Una contrazione continua del Pil che secondo le ultime stime dovrebbe far registrare un complessivo -1,5% alla fine del 2012; una disoccupazione costantemente al di sopra di ogni possibile livello di guardia (22,8% ma per i lavoratori più giovani si sale al 51, record europeo); tensione crescente sul mercato obbligazionario e mai sopita crisi dei settori immobiliare e bancario (che poi a ben vedere sono una cosa sola). E’ bastato il sovrapporsi degli ultimi dati macroeconomici e delle ultime dinamiche dei mercati finanziari per rilanciare negli ultimissimi giorni il segnale d’allarme sull’economia spagnola e, con esso, il codice di allerta sulla crisi europea. Mentre Mario Monti, da Seul, lancia segnali di ottimismo, dalla nazione iberica giungono messaggi di segno opposto. E non potrebbe essere altrimenti.

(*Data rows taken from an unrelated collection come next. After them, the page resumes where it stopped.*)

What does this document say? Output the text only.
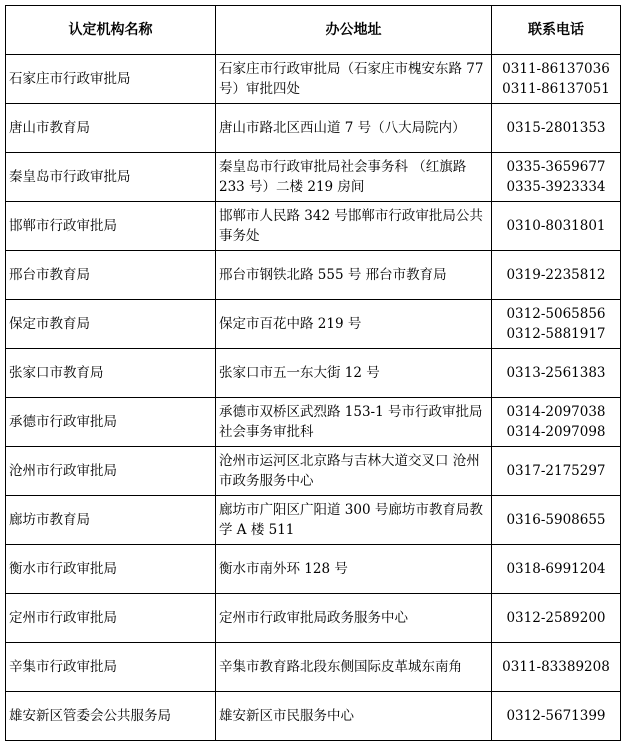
认定机构名称	办公地址	联系电话
石家庄市行政审批局	石家庄市行政审批局（石家庄市槐安东路 77 号）审批四处	0311-86137036
0311-86137051

唐山市教育局	唐山市路北区西山道 7 号（八大局院内）	0315-2801353

秦皇岛市行政审批局	秦皇岛市行政审批局社会事务科 （红旗路 233 号）二楼 219 房间	0335-3659677
0335-3923334

邯郸市行政审批局	邯郸市人民路 342 号邯郸市行政审批局公共事务处	0310-8031801

邢台市教育局	邢台市钢铁北路 555 号 邢台市教育局	0319-2235812

保定市教育局	保定市百花中路 219 号	0312-5065856
0312-5881917

张家口市教育局	张家口市五一东大街 12 号	0313-2561383

承德市行政审批局	承德市双桥区武烈路 153-1 号市行政审批局社会事务审批科	0314-2097038
0314-2097098

沧州市行政审批局	沧州市运河区北京路与吉林大道交叉口 沧州市政务服务中心	0317-2175297

廊坊市教育局	廊坊市广阳区广阳道 300 号廊坊市教育局教学 A 楼 511	0316-5908655

衡水市行政审批局	衡水市南外环 128 号	0318-6991204

定州市行政审批局	定州市行政审批局政务服务中心	0312-2589200

辛集市行政审批局	辛集市教育路北段东侧国际皮革城东南角	0311-83389208

雄安新区管委会公共服务局	雄安新区市民服务中心	0312-5671399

La bomba l’ha lanciata ieri sera El País citando in esclusiva fonti bene informate della Commissione Ue. L’Europa, si legge sulle colonne del principale quotidiano spagnolo, starebbe addirittura considerando l’ipotesi di aprire anche alla Spagna l’accesso alle risorse del fondo di sostegno continentale. Una notizia smentita dal commissario agli Affari monetari Olli Rehn ma che pure è considerata plausibile dalle fonti del giornale iberico. Lunedì, Angela Merkel avrebbe dato il via libera al raddoppio del fondo Salva-Stati (da 500 a 940 miliardi di euro) con l’obiettivo di creare un firewall credibile di fronte al dilagare della crisi debitoria. L’ipotesi, a questo punto, è che la Spagna acceda alle risorse per fare ciò che in questo momento appare più che mai necessario: una massiccia iniezione di capitale nel suo tormentato sistema bancario.
Le ipotesi sulle cifre, nota proprio El País, sono molto variabili. Il governo di Madrid ha parlato di 52 miliardi, gli osservatori della banca svizzera Ubs di una cifra pressoché doppia. Quel che si sa per certo è che gli istituti di credito hanno bisogno di soldi e non è difficile capire il perché. Gli effetti della bolla immobiliare si fanno sentire ancora, nel senso che il tasso d’insolvenza sui prestiti resta potenzialmente elevato e il calo del valore degli immobili rende sempre meno efficaci in termini contabili i pignoramenti stessi. Come a dire che gli asset in mano alle banche si deprezzano rendendo ancor più necessario l’aumento di capitale, imposto a sua volta dalla debolezza congenita del sistema bancario locale.
Per ovviare a quest’ultima, il governo di Mariano Rajoy ha proseguito nella strategia del precedente esecutivo cercando di accelerare i tempi. Gli istituti spagnoli hanno in pratica tempo fino alla fine dell’anno per completare i propri aumenti di capitale attraverso iniezioni di liquidità o pratiche di fusione e/o acquisizione. Il processo è ancora in corso, ma le insidie restano evidenti. Un po’, come si diceva, perché i dati macroeconomici fotografano un Paese in forte crisi, un po’ perché anche la strategia del quantitative easing europeo starebbe perdendo di efficacia. Le banche spagnole hanno fatto un massiccio ricorso al maxi prestito della Bce impegnandosi in parte a ricapitalizzare e in parte ad acquistare i titoli di Stato. Ovvero, hanno fatto ciò che veniva chiesto loro tanto dall’Eurotower quanto da Madrid. Il problema, però, è che nel corso dell’anno i titoli di Stato spagnoli sono andati incontro ad un progressivo deprezzamento di fronte all’aumento del rischio insolvenza del Paese. Con il risultato che anche questi asset illiquidi si sono progressivamente svalutati.
Questa mattina, i titoli decennali di Madrid rendevano il 5,33% contro il 3,99% dei quinquennali e il 2,38 dei biennali. In pratica, come si dice in questi casi, la curva starebbe diventando sempre più piatta tra medio e lungo periodo, un fenomeno non drammatico (nei casi più gravi sono i titoli a 5 anni a rendere tipicamente più degli altri) ma pur sempre preoccupante. Male anche lo spread con i decennali tedeschi che si piazza ora attorno ai 340 punti base rimarcando quella tendenza in atto negli ultimi tempi che ha visto un nuovo sorpasso di Madrid su Roma nella classifica di rischio sovrano. Un avanzamento su cui influiscono le pessime prospettivi sul contenimento del deficit che, a fronte di una rinnovata politica di austerity, dovrebbe calare dall’8,5% al 5,3%. Ben al di sopra, in ogni caso, dall’obiettivo ideale del 3% fissato per quest’anno dall’Unione Europea.